Smokehead—by Ian Macleod Distillers, a family-owned, Scotland-based independent bottler and blender—is one of those brands that hasn’t yet fully reached mainstream American Scotch drinkers. But it’s one to take note of, considering its peat-forward experimental expressions—such as a stout finish, a Caribbean rum finish, and an explosively smoky whisky with a “mouth-numbing finish.” It’s important to note that the team behind Smokehead fancy themselves as “rebels without a pause” and you’ve got to respect that kind of thinking in an industry that has, for the most part, been rooted in conventionality, tradition, and deference to the status quo. So it’s refreshing, to say the least. And Smokehead’s latest release, the Tequila Cask Terminado, which clocks in at 43% ABV and was matured in ex-bourbon barrels before resting in aged tequila casks. The result is unusual—in the best way: toffee and meringue take a back seat to notes orange rind, charred pineapple, and roasted agave. And while it’s quite the pour on its own, its signature serve—The Palominado, a fiery take on the classic Paloma—makes for a solid cocktail no matter the season.

Compass Box Peat Monster Cask Strength: 20th Anniversary ($111)
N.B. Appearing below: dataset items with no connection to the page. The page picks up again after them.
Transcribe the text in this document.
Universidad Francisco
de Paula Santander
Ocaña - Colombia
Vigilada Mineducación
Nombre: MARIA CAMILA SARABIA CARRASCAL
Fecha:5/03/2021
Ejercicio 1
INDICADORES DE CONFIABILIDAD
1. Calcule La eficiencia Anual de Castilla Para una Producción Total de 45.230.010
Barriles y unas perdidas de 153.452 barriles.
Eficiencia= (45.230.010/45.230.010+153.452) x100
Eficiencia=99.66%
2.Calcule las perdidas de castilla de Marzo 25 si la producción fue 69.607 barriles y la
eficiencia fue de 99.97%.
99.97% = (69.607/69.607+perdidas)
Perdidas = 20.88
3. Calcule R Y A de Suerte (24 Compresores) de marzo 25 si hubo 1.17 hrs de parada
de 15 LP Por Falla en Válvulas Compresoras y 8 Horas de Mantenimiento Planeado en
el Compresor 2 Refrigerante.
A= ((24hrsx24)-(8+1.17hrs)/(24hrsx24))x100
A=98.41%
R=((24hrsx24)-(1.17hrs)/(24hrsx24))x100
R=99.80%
Now in its 20th year, Compass Box’s Peat Monster—a cult favorite among whisky drinkers in the know—is commemorating the milestone with a limited-edition bottling that celebrates how the annual expression first came to be: as a collaboration between Park Avenue Liquors’ Jonathan Goldstein and Compass Box founder John Glaser. Bottled at 56.7% ABV, this smoke bomb of a whisky was made with a highly fine-tuned blend composed of Williamson Islay Malt, aged in refill American oak hogsheads (35%); malt whisky from Islay’s Caol Ila Distillery, aged in refill American oak hogsheads (34.2%), ex-bourbon barrels (17.9%), and refill puncheons (11.8%); and a Highland malt blend aged in bespoke, heavily toasted French oak barrels (1.1%). Beyond that, fifty percent of the whisky lived in grain-seasoned American white oak casks—with a #2 char— from Independent Stave Company. And let me tell you: This stuff is a winner, if you’re into big, bold hits of smoke, tobacco, barbecue char, and leather—complemented by rich hints of vanilla and saline seaweed.